FOXP2 is more akin to the blueprint that aids in the construction of a properly functioning input-output system for a computer, like its printer, rather than the construction of the computer’s central processor itself. … [W]hat has gone wrong in the affected KE family members is thus something awry with the externalization system, the “printer,” not the central language faculty itself.
Why Only Us, p.77

So, promising as the FOXP2 story may sound—and it certainly isn’t a hoax—there’s still a long way to go before any substantive conclusion can be drawn about its role in the origin of human language. In my opinion, what FOXP2 offers twenty-first-century scientists is a beginning instead of an end, and the questions it forces us to think about are more valuable than the disputes it may (not) resolve.

A romantic view

What fascinates me the most about the origin of language is that since no one can really convince anyone on the issue, neither can anyone disdain anyone else. Everyone is just guessing, and everything is possible. So, it’s okay to believe in the weirdest theory (even weirder than that of Wurruri!) or go all out for religion, which offered men the first systematic explanation of the world after all.

An article I’d like to mention at this point is “The origin and evolution of language: a plausible, strong-AI account” (Hobbs 2006), which I came across while working on this post. I find the article refreshing because it leaves the continuity vs. noncontinuity debate aside for the most part and pursues a logico-computational route instead, whereby the author explores how the intentional and neurophysiological levels of language can be bridged via intermediate mappings.

The central metaphor of cognitive science, “The brain is a computer,” gives us hope. Prior to the computer metaphor, we had no idea of what could possibly be the bridge between beliefs and ion transport. Now we have an idea.
— Hobbs (2006), p.48

I’m not in a position to evaluate the scientific (de)merits of the article. What I like about it is its open-mindedness towards ideas from competing theoretical schools. For instance, the author’s adoption of a unification grammar, which is at odds with Chomsky’s syntactic theory (which is transformational), doesn’t stop him from praising language universals like Chomsky’s Universal Grammar as “the strongest argument” for the position that fully modern language was already in the possession of the earliest homo sapiens. I think this kind of open attitude is something that everyone in the speculation game can benefit from.

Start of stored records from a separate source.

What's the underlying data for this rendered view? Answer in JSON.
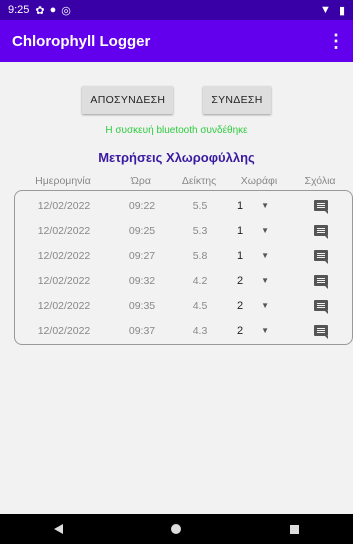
{
  "status_bar": {
    "time": "9:25"
  },
  "app": {
    "title": "Chlorophyll Logger"
  },
  "buttons": {
    "disconnect": "ΑΠΟΣΥΝΔΕΣΗ",
    "connect": "ΣΥΝΔΕΣΗ"
  },
  "status_message": "Η συσκευή bluetooth συνδέθηκε",
  "heading": "Μετρήσεις Χλωροφύλλης",
  "columns": {
    "date": "Ημερομηνία",
    "time": "Ώρα",
    "index": "Δείκτης",
    "field": "Χωράφι",
    "comments": "Σχόλια"
  },
  "rows": [
    {
      "date": "12/02/2022",
      "time": "09:22",
      "index": "5.5",
      "field": "1"
    },
    {
      "date": "12/02/2022",
      "time": "09:25",
      "index": "5.3",
      "field": "1"
    },
    {
      "date": "12/02/2022",
      "time": "09:27",
      "index": "5.8",
      "field": "1"
    },
    {
      "date": "12/02/2022",
      "time": "09:32",
      "index": "4.2",
      "field": "2"
    },
    {
      "date": "12/02/2022",
      "time": "09:35",
      "index": "4.5",
      "field": "2"
    },
    {
      "date": "12/02/2022",
      "time": "09:37",
      "index": "4.3",
      "field": "2"
    }
  ]
}
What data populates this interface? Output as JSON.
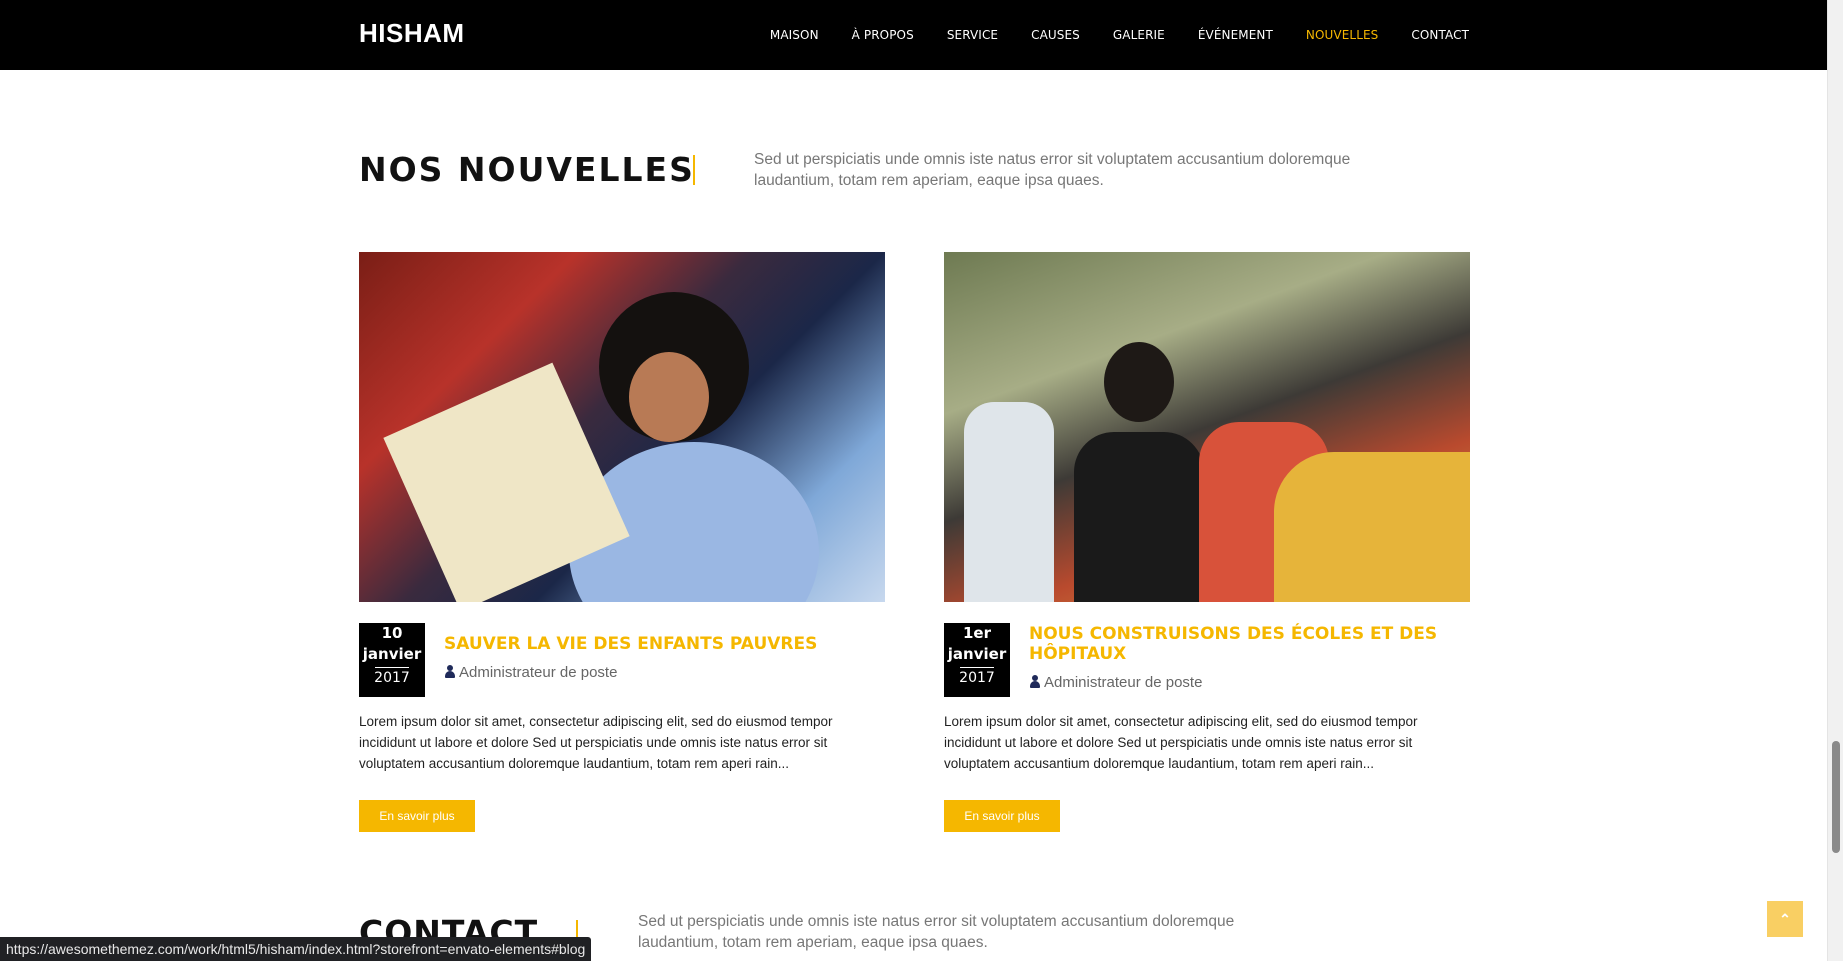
{
  "brand": {
    "logo": "HISHAM"
  },
  "nav": {
    "items": [
      {
        "label": "MAISON",
        "active": false
      },
      {
        "label": "À PROPOS",
        "active": false
      },
      {
        "label": "SERVICE",
        "active": false
      },
      {
        "label": "CAUSES",
        "active": false
      },
      {
        "label": "GALERIE",
        "active": false
      },
      {
        "label": "ÉVÉNEMENT",
        "active": false
      },
      {
        "label": "NOUVELLES",
        "active": true
      },
      {
        "label": "CONTACT",
        "active": false
      }
    ]
  },
  "news": {
    "title": "NOS NOUVELLES",
    "description": "Sed ut perspiciatis unde omnis iste natus error sit voluptatem accusantium doloremque laudantium, totam rem aperiam, eaque ipsa quaes.",
    "posts": [
      {
        "day": "10",
        "month": "janvier",
        "year": "2017",
        "title": "SAUVER LA VIE DES ENFANTS PAUVRES",
        "author": "Administrateur de poste",
        "excerpt": "Lorem ipsum dolor sit amet, consectetur adipiscing elit, sed do eiusmod tempor incididunt ut labore et dolore Sed ut perspiciatis unde omnis iste natus error sit voluptatem accusantium doloremque laudantium, totam rem aperi rain...",
        "button": "En savoir plus"
      },
      {
        "day": "1er",
        "month": "janvier",
        "year": "2017",
        "title": "NOUS CONSTRUISONS DES ÉCOLES ET DES HÔPITAUX",
        "author": "Administrateur de poste",
        "excerpt": "Lorem ipsum dolor sit amet, consectetur adipiscing elit, sed do eiusmod tempor incididunt ut labore et dolore Sed ut perspiciatis unde omnis iste natus error sit voluptatem accusantium doloremque laudantium, totam rem aperi rain...",
        "button": "En savoir plus"
      }
    ]
  },
  "contact": {
    "title": "CONTACT",
    "description": "Sed ut perspiciatis unde omnis iste natus error sit voluptatem accusantium doloremque laudantium, totam rem aperiam, eaque ipsa quaes."
  },
  "status": {
    "url": "https://awesomethemez.com/work/html5/hisham/index.html?storefront=envato-elements#blog"
  },
  "icons": {
    "author": "user-icon",
    "back_to_top": "double-chevron-up-icon"
  },
  "colors": {
    "accent": "#f5b700",
    "nav_bg": "#000000"
  }
}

Perhaps it’ll eventually turn out that our language capacity is indeed a gift from God (or from the Flying Spaghetti Monster for that matter). We may even all be descendants of aliens, in which case it’s simply futile trying to find an origin for our language by scrutinizing animal fossils on this planet. I’m fine with any storyline, be it “scientific” or not. I may even write poems about the different possibilities to show what a romantic soul I have. Life is beautiful!